You don't, in Excel, use the name of the column in your calculation, you use the unique column ID (A, B, C..AA, AB, ...).
> It would therefore be arguable for the program to give at least a WARNING > that it's throwing data away. I think the library should give the programmer some sort of indication that they are losing data. Personally, I'd prefer an exception which can either be caught or not, depending on whether the program is designed to handle the situation or not. > However, since python is mechanising this as a dictionary and since in > python setting A to 1 then setting A to 3 would throw away the earlier > value for A and the import function working AS EXPECTED in Python. I'm not sure this behavior merits the all-caps "AS EXPECTED" label. It's not terribly surprising once you sit down and think about it, but it's certainly at least a little unexpected to me that data is being thrown away with no notice. It's unusual for errors to pass silently in python.
Python doesn't warn about duplicate addition to keys, so as expected, it isn't warning about them now.

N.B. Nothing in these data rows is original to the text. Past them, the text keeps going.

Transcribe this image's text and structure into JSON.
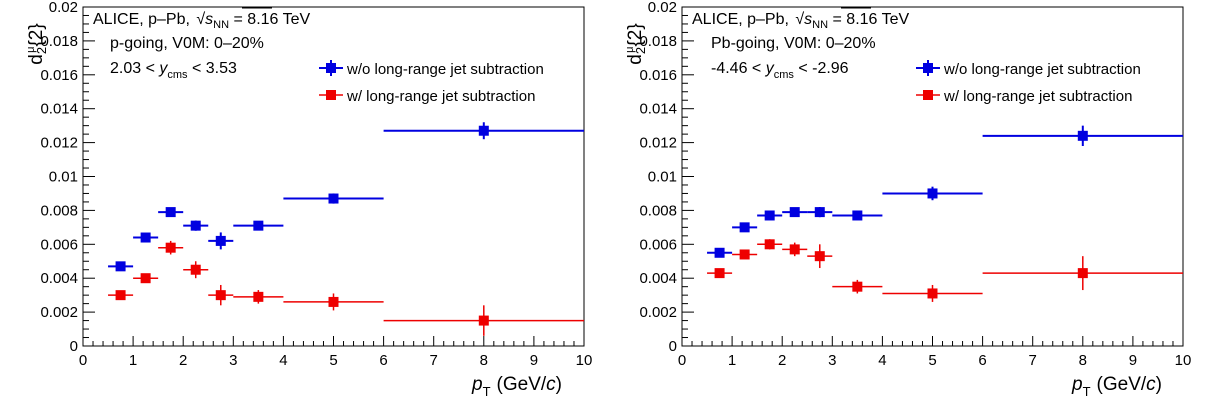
{
  "colors": {
    "without": "#0000e0",
    "with": "#ee0000",
    "axis": "#000000"
  },
  "legend": {
    "without": "w/o long-range jet subtraction",
    "with": "w/  long-range jet subtraction"
  },
  "chart_data": [
    {
      "type": "scatter",
      "panel": "left",
      "ylabel": "d₂^μ{2}",
      "xlabel_var": "p",
      "xlabel_sub": "T",
      "xlabel_units": "(GeV/c)",
      "xlim": [
        0,
        10
      ],
      "ylim": [
        0,
        0.02
      ],
      "xticks": [
        "0",
        "1",
        "2",
        "3",
        "4",
        "5",
        "6",
        "7",
        "8",
        "9",
        "10"
      ],
      "yticks": [
        "0",
        "0.002",
        "0.004",
        "0.006",
        "0.008",
        "0.01",
        "0.012",
        "0.014",
        "0.016",
        "0.018",
        "0.02"
      ],
      "annotations": {
        "system_prefix": "ALICE, p–Pb, ",
        "energy_var": "s",
        "energy_sub": "NN",
        "energy_value": " = 8.16 TeV",
        "selection": "p-going, V0M: 0–20%",
        "rapidity_low": "2.03 < ",
        "rapidity_var": "y",
        "rapidity_sub": "cms",
        "rapidity_high": " < 3.53"
      },
      "series": [
        {
          "name": "w/o long-range jet subtraction",
          "key": "without",
          "points": [
            {
              "x": 0.75,
              "xlo": 0.5,
              "xhi": 1.0,
              "y": 0.0047,
              "yerr": 0.0001
            },
            {
              "x": 1.25,
              "xlo": 1.0,
              "xhi": 1.5,
              "y": 0.0064,
              "yerr": 0.0002
            },
            {
              "x": 1.75,
              "xlo": 1.5,
              "xhi": 2.0,
              "y": 0.0079,
              "yerr": 0.0002
            },
            {
              "x": 2.25,
              "xlo": 2.0,
              "xhi": 2.5,
              "y": 0.0071,
              "yerr": 0.0003
            },
            {
              "x": 2.75,
              "xlo": 2.5,
              "xhi": 3.0,
              "y": 0.0062,
              "yerr": 0.0005
            },
            {
              "x": 3.5,
              "xlo": 3.0,
              "xhi": 4.0,
              "y": 0.0071,
              "yerr": 0.0002
            },
            {
              "x": 5.0,
              "xlo": 4.0,
              "xhi": 6.0,
              "y": 0.0087,
              "yerr": 0.0003
            },
            {
              "x": 8.0,
              "xlo": 6.0,
              "xhi": 10.0,
              "y": 0.0127,
              "yerr": 0.0005
            }
          ]
        },
        {
          "name": "w/  long-range jet subtraction",
          "key": "with",
          "points": [
            {
              "x": 0.75,
              "xlo": 0.5,
              "xhi": 1.0,
              "y": 0.003,
              "yerr": 0.0002
            },
            {
              "x": 1.25,
              "xlo": 1.0,
              "xhi": 1.5,
              "y": 0.004,
              "yerr": 0.0002
            },
            {
              "x": 1.75,
              "xlo": 1.5,
              "xhi": 2.0,
              "y": 0.0058,
              "yerr": 0.0004
            },
            {
              "x": 2.25,
              "xlo": 2.0,
              "xhi": 2.5,
              "y": 0.0045,
              "yerr": 0.0005
            },
            {
              "x": 2.75,
              "xlo": 2.5,
              "xhi": 3.0,
              "y": 0.003,
              "yerr": 0.0006
            },
            {
              "x": 3.5,
              "xlo": 3.0,
              "xhi": 4.0,
              "y": 0.0029,
              "yerr": 0.0004
            },
            {
              "x": 5.0,
              "xlo": 4.0,
              "xhi": 6.0,
              "y": 0.0026,
              "yerr": 0.0005
            },
            {
              "x": 8.0,
              "xlo": 6.0,
              "xhi": 10.0,
              "y": 0.0015,
              "yerr": 0.0009
            }
          ]
        }
      ]
    },
    {
      "type": "scatter",
      "panel": "right",
      "ylabel": "d₂^μ{2}",
      "xlabel_var": "p",
      "xlabel_sub": "T",
      "xlabel_units": "(GeV/c)",
      "xlim": [
        0,
        10
      ],
      "ylim": [
        0,
        0.02
      ],
      "xticks": [
        "0",
        "1",
        "2",
        "3",
        "4",
        "5",
        "6",
        "7",
        "8",
        "9",
        "10"
      ],
      "yticks": [
        "0",
        "0.002",
        "0.004",
        "0.006",
        "0.008",
        "0.01",
        "0.012",
        "0.014",
        "0.016",
        "0.018",
        "0.02"
      ],
      "annotations": {
        "system_prefix": "ALICE, p–Pb, ",
        "energy_var": "s",
        "energy_sub": "NN",
        "energy_value": " = 8.16 TeV",
        "selection": "Pb-going, V0M: 0–20%",
        "rapidity_low": "-4.46 < ",
        "rapidity_var": "y",
        "rapidity_sub": "cms",
        "rapidity_high": " < -2.96"
      },
      "series": [
        {
          "name": "w/o long-range jet subtraction",
          "key": "without",
          "points": [
            {
              "x": 0.75,
              "xlo": 0.5,
              "xhi": 1.0,
              "y": 0.0055,
              "yerr": 0.0001
            },
            {
              "x": 1.25,
              "xlo": 1.0,
              "xhi": 1.5,
              "y": 0.007,
              "yerr": 0.0002
            },
            {
              "x": 1.75,
              "xlo": 1.5,
              "xhi": 2.0,
              "y": 0.0077,
              "yerr": 0.0002
            },
            {
              "x": 2.25,
              "xlo": 2.0,
              "xhi": 2.5,
              "y": 0.0079,
              "yerr": 0.0002
            },
            {
              "x": 2.75,
              "xlo": 2.5,
              "xhi": 3.0,
              "y": 0.0079,
              "yerr": 0.0003
            },
            {
              "x": 3.5,
              "xlo": 3.0,
              "xhi": 4.0,
              "y": 0.0077,
              "yerr": 0.0002
            },
            {
              "x": 5.0,
              "xlo": 4.0,
              "xhi": 6.0,
              "y": 0.009,
              "yerr": 0.0004
            },
            {
              "x": 8.0,
              "xlo": 6.0,
              "xhi": 10.0,
              "y": 0.0124,
              "yerr": 0.0006
            }
          ]
        },
        {
          "name": "w/  long-range jet subtraction",
          "key": "with",
          "points": [
            {
              "x": 0.75,
              "xlo": 0.5,
              "xhi": 1.0,
              "y": 0.0043,
              "yerr": 0.0002
            },
            {
              "x": 1.25,
              "xlo": 1.0,
              "xhi": 1.5,
              "y": 0.0054,
              "yerr": 0.0002
            },
            {
              "x": 1.75,
              "xlo": 1.5,
              "xhi": 2.0,
              "y": 0.006,
              "yerr": 0.0003
            },
            {
              "x": 2.25,
              "xlo": 2.0,
              "xhi": 2.5,
              "y": 0.0057,
              "yerr": 0.0004
            },
            {
              "x": 2.75,
              "xlo": 2.5,
              "xhi": 3.0,
              "y": 0.0053,
              "yerr": 0.0007
            },
            {
              "x": 3.5,
              "xlo": 3.0,
              "xhi": 4.0,
              "y": 0.0035,
              "yerr": 0.0004
            },
            {
              "x": 5.0,
              "xlo": 4.0,
              "xhi": 6.0,
              "y": 0.0031,
              "yerr": 0.0005
            },
            {
              "x": 8.0,
              "xlo": 6.0,
              "xhi": 10.0,
              "y": 0.0043,
              "yerr": 0.001
            }
          ]
        }
      ]
    }
  ]
}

Programming languages are hard enough to understand (why does everyone use a different way of stopping a loop???), so it's not a good idea to have little codas to the way things are done "oh, unless you're putting it into a dictionary via this call...".
I can understand the library call doing so, mind, but I can also see the writer of the library going "You're putting it into a dictionary. Well, you know what happens when you put duplicate entries in them, right, else you wouldn't be using this routine that puts csv entries into a dictionary".